Bruxelles, 21/12/2000 (Agence Europe) - Le commissaire européen à la politique de développement, Poul Nielson, et le secrétaire général du comité de liaison des organisations non gouvernementales de développement auprès de l'Union (CLONG), James Mackie, se sont rencontrés mercredi à Bruxelles pour s'entretenir du projet de rapport d'audit final sur la gestion du CLONG, rendu par un cabinet de consultants (voir EUROPE du 20 décembre, p.15). Ce rapport sera transmis au CLONG qui aura trente jours pour réagir.

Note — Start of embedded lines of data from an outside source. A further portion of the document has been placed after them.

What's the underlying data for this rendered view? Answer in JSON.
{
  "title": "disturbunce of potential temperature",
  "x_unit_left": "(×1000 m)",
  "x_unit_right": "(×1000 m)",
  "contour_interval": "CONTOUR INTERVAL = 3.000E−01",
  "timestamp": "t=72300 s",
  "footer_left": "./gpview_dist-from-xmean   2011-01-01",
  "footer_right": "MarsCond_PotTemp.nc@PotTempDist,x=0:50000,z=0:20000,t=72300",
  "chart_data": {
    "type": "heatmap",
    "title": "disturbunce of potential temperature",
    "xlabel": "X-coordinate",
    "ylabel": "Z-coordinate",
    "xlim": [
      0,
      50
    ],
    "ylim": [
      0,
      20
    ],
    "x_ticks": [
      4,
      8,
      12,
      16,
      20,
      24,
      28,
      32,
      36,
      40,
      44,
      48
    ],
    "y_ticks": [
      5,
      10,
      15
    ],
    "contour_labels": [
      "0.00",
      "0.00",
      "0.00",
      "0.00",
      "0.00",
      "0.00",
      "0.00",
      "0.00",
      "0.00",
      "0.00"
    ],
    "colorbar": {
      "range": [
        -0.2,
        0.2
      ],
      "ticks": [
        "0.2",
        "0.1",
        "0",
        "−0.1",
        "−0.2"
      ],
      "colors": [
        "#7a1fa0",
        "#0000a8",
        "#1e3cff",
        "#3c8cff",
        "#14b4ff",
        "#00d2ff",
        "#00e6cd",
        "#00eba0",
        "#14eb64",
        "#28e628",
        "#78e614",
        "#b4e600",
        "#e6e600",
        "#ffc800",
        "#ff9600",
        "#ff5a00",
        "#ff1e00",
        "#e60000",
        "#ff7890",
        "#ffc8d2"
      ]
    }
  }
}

Au cours de cet entretien, Poul Nielson a répété que les critiques formulées portaient uniquement sur des questions financières et techniques. Il existe des règlements de procédure et de bonne gestion financière qu'il convient de respecter, a-t-il souligné, en rappelant que la Commission entretient d'excellentes relations avec de nombreuses ONG dont elle apprécie et respecte le rôle et le travail. Selon lui, le CLONG bénéficie du même traitement que tout autre contractant de la Commission. Le commissaire a assuré à James Mackie que le dialogue se poursuivrait entre la Commission et le CLONG dès que celui-ci aura réagi au rapport.
A la veille de cette rencontre, le Comité de liaison des ONG de développement avait organisé une conférence de presse pour dénoncer "le processus d'audit défectueux", qui "traîne" depuis mi-1999, rejeter "les larmes de crocodile de la Commission" et avertir que "le commissaire Nielson met en péril le réseau européen des ONG de développement". Joachim Lindau, président du comité de liaison, a brandi le risque de la disparition de celui-ci, qui "devrait mettre la clef sous la porte au bout de quelques mois si la Commission met à exécution sa menace de suspendre les paiements". Le Comité assure que "tous les fonds de la Communauté traités durant ces cinq dernières années et qui ont été examinés par l'audit (s'élevant à quelque 10 millions d'euros) ont été correctement dépensés dans le but qui leur avait été attribué et en fonction des règles de la Commission en vigueur à cette époque. La Commission n'est donc pas fondée à les réclamer". Le comité accuse la Commission de changer les règles du jeu, et dénonce l'attitude du commissaire, accusé de dénigrer systématiquement les ONG.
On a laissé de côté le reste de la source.